There is an old story about the theologian Karl Barth (pronounced Bart), who was on a speaking tour of the United States. On college campuses all across this country, he was drawing huge crowds to hear his very complex answers to the questions of life. When he was speaking at Princeton University, the great hall was packed with faculty, students and visitors who came to hear Karl Barth speak. During the question and answer period one student asked, “Dr. Barth, may I ask you a personal question?” Dr. Barth smiled and said, “Yes, you may ask anything.” The student asked: “Dr. Barth you are a very educated man. What is the greatest truth you have ever learned? Dr. Barth bowed his head, thinking for a moment about how he would respond. Then he raised his head and looked out at the student who asked the question and he said. “The greatest truth I ever learned was at my mother’s knee: Jesus loves me, this I know for the Bible tells me so.” Maybe that is all we need to know about God, God is love.

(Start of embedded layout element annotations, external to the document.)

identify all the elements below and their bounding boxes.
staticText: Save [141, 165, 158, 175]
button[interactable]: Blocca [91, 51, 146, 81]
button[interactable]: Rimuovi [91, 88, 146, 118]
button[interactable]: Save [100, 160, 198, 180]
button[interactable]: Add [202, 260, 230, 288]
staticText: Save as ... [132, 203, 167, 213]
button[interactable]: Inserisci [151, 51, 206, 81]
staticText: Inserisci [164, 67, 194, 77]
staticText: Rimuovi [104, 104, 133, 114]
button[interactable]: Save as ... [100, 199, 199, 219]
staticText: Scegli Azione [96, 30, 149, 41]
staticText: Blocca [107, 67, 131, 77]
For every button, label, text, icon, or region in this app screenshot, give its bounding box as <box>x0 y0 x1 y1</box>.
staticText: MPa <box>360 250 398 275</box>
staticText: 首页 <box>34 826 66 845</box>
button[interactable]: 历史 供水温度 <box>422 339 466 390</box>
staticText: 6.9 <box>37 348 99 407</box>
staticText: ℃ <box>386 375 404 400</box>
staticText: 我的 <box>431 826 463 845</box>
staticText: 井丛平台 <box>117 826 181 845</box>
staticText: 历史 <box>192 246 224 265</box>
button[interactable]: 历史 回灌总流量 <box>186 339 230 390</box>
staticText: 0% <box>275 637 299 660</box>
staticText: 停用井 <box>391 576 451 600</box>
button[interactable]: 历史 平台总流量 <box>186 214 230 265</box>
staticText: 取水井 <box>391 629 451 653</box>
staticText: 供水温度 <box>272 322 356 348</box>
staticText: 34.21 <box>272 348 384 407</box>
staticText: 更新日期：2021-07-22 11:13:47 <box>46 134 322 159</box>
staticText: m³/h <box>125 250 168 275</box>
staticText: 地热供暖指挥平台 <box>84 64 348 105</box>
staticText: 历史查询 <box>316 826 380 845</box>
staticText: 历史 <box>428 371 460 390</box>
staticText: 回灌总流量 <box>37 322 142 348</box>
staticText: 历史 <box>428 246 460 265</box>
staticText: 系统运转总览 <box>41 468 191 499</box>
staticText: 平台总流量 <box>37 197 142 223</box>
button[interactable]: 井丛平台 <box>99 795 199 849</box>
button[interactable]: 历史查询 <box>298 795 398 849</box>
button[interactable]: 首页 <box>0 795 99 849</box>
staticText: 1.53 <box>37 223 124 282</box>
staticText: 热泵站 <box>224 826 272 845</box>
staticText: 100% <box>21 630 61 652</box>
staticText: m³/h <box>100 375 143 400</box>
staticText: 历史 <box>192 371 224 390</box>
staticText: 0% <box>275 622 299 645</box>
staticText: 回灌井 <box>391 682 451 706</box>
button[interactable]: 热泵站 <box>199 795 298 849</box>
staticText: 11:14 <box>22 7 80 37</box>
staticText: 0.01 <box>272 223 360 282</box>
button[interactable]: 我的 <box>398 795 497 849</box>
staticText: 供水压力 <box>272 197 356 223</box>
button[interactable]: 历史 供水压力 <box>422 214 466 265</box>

This Sunday we will observe Memorial Day by honoring our veterans. We will also pause and pay tribute to those who have given their all in the fight for freedom. God has given us the greatest freedom we will ever know…freedom from the penalty of our sin, just because He loves us. Where is God? God is here loving us in all seasons of our lives.

This Sunday the chancel choir will sing one of my favorite anthems, ‘In This Very Room’ by Ron and Carol Harris. The words always speak to my heart.

In this very room, there’s quite enough love for one like me.
And in this very room, there’s quite enough joy for one like me,
And there’s quite enough hope and quite enough power to chase away any gloom.
For Jesus, Lord Jesus, is in this very room.

In this very room, there’s quite enough love for all of us.
And in this very room, there’s quite enough joy for all of us.
And there’s quite enough hope and quite enough power to chase away any gloom.
For Jesus, Lord Jesus, is in this very room.

In this very room, there’s quite enough love for all the world.
And in this very room, there’s quite enough joy for all the world.
And there’s quite enough hope and quite enough power to chase away any gloom,
For Jesus, Lord Jesus, is in this very room.
Where is God? God is right here loving us!